Strengthen and reinvest in communities
- Move responsibilities that shouldn’t be handled by the police to trained professionals, from homelessness and substance use to mental health and disconnected youth.
- Invest in programs and initiatives — from housing and education to overdose prevention and employment programs — that strengthen communities and get at the root causes of violence.
- Keep public spaces safe, vibrant, and active with targeted investments in plazas, playgrounds, vacant lots, lighting, and other community spaces to increase foot traffic and promote safety.
- Redesign our first-response system so that a gun and a badge isn’t the answer to non-crime calls.
- End the school-to-prison pipeline and continue efforts to remove the NYPD from city schools.
- Protect the First Amendment rights of New Yorkers and stop deploying militarized units at protests, marches, demonstrations, or parades.
Stop the climb of shootings and violence in our communities and ensure safe streets
- Address concentrations of serious crime by strengthening detective work and increasing clearance rates (the percentage of crimes that are solved), which evidence shows reduces crime.
- Stem the flow of guns into the city from out-of-state, using gun trace data and working in partnership with state and federal authorities.
- Invest in and expand proven programs that interrupt violence and cycles of retribution, such as Cure Violence.

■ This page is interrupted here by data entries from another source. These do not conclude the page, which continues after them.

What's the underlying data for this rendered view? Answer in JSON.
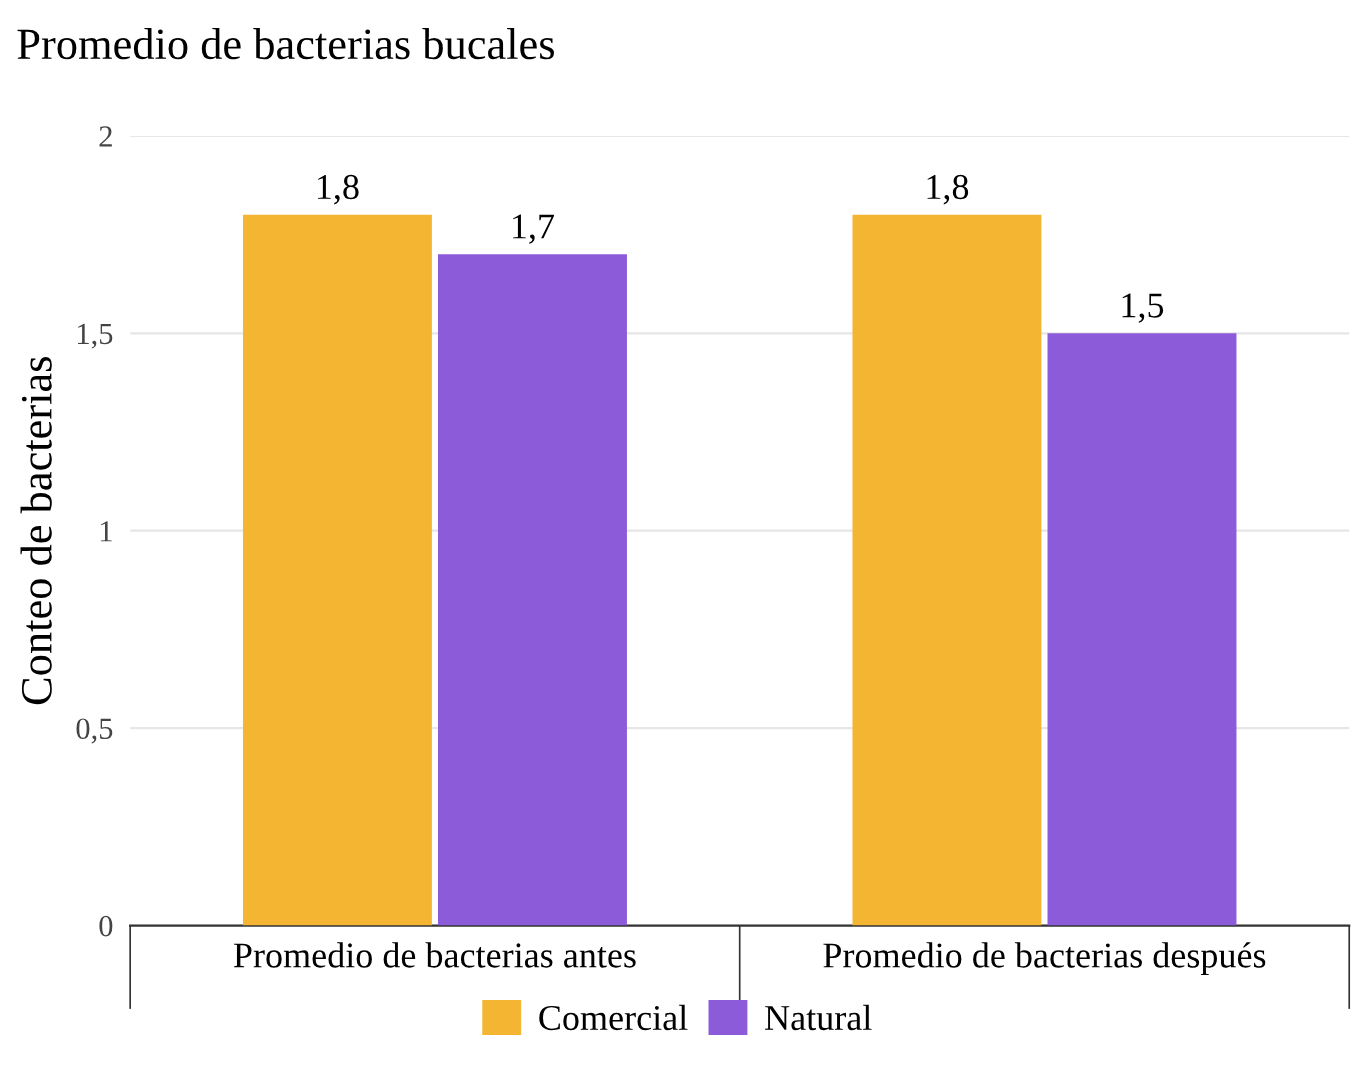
{
  "chart_data": {
    "type": "bar",
    "title": "Promedio de bacterias bucales",
    "ylabel": "Conteo de bacterias",
    "categories": [
      "Promedio de bacterias antes",
      "Promedio de bacterias después"
    ],
    "series": [
      {
        "name": "Comercial",
        "color": "#f4b533",
        "values": [
          1.8,
          1.8
        ],
        "value_labels": [
          "1,8",
          "1,8"
        ]
      },
      {
        "name": "Natural",
        "color": "#8c5bd9",
        "values": [
          1.7,
          1.5
        ],
        "value_labels": [
          "1,7",
          "1,5"
        ]
      }
    ],
    "ylim": [
      0,
      2
    ],
    "yticks": [
      0,
      {
        "value": 0.5,
        "label": "0,5"
      },
      1,
      {
        "value": 1.5,
        "label": "1,5"
      },
      2
    ],
    "grid": "y",
    "legend": "bottom"
  }
}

- Take a multi-agency approach to preventing violence, targeting at-risk youth and young adults with a broad array of employment, education, mental health, and housing services.
- Expand NeighborhoodStat, a community-led initiative that addresses material quality-of-life issues that lead to crime, into a citywide program.

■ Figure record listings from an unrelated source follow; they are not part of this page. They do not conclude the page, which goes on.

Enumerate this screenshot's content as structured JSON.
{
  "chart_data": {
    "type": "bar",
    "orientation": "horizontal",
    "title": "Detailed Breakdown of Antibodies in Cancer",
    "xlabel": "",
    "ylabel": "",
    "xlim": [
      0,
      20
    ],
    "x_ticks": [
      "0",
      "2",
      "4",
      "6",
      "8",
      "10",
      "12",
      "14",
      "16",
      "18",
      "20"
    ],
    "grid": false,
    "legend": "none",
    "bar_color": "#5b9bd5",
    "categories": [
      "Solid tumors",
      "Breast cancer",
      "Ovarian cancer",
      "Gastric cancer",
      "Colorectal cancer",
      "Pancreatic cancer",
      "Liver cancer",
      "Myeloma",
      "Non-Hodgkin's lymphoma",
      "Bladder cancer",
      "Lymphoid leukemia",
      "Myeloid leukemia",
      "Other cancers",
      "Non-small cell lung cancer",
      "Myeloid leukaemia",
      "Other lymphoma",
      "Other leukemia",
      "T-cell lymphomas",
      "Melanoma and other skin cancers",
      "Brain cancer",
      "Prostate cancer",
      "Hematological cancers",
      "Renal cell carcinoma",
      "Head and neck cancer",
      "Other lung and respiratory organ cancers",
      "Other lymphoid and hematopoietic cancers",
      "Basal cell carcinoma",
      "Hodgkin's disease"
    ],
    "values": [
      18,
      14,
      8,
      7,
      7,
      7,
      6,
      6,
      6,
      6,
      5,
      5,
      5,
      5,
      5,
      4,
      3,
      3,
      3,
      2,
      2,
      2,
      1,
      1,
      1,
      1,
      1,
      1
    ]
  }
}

Establish meaningful oversight and accountability
- Give the Civilian Complaint Review Board final say on disciplinary decisions, and eliminate the Police Commissioner’s authority to overrule.
- Establish a Critical Incident Review Board for all major incidents.
- Bar officers who perpetrate major offenses from serving in law enforcement.
- Take action against police officers who cover their badges, obscure license plates, or commit other infractions that undermine their legitimacy.
- Create precinct-level financial accountability for officer misconduct that results in claims against the city.
- Dramatically increase transparency of the NYPD budget, operations, and contracting and introduce independent audits of its data and surveillance practices.
Implement common-sense decriminalization measures and parole reform
- For offenses that pose no threat to community safety, eliminate criminal penalties.
- For low-level offenses, grant amnesty for open arrest warrants.
- Stop locking people up for unpaid court debt and technical parole violations.
- Dramatically improve re-entry services and increase access to supportive housing.
Fix the management of the NYPD
- Substantially bring down overtime spending, by putting caps on overtime use for precincts and individuals and no longer providing overtime as a bonus for making arrests.
- Overhaul managerial training and promotion systems to promote diversity in management.
- Establish mechanisms to receive feedback from both the community and frontline officers and incorporate these surveys into the management and oversight of precincts.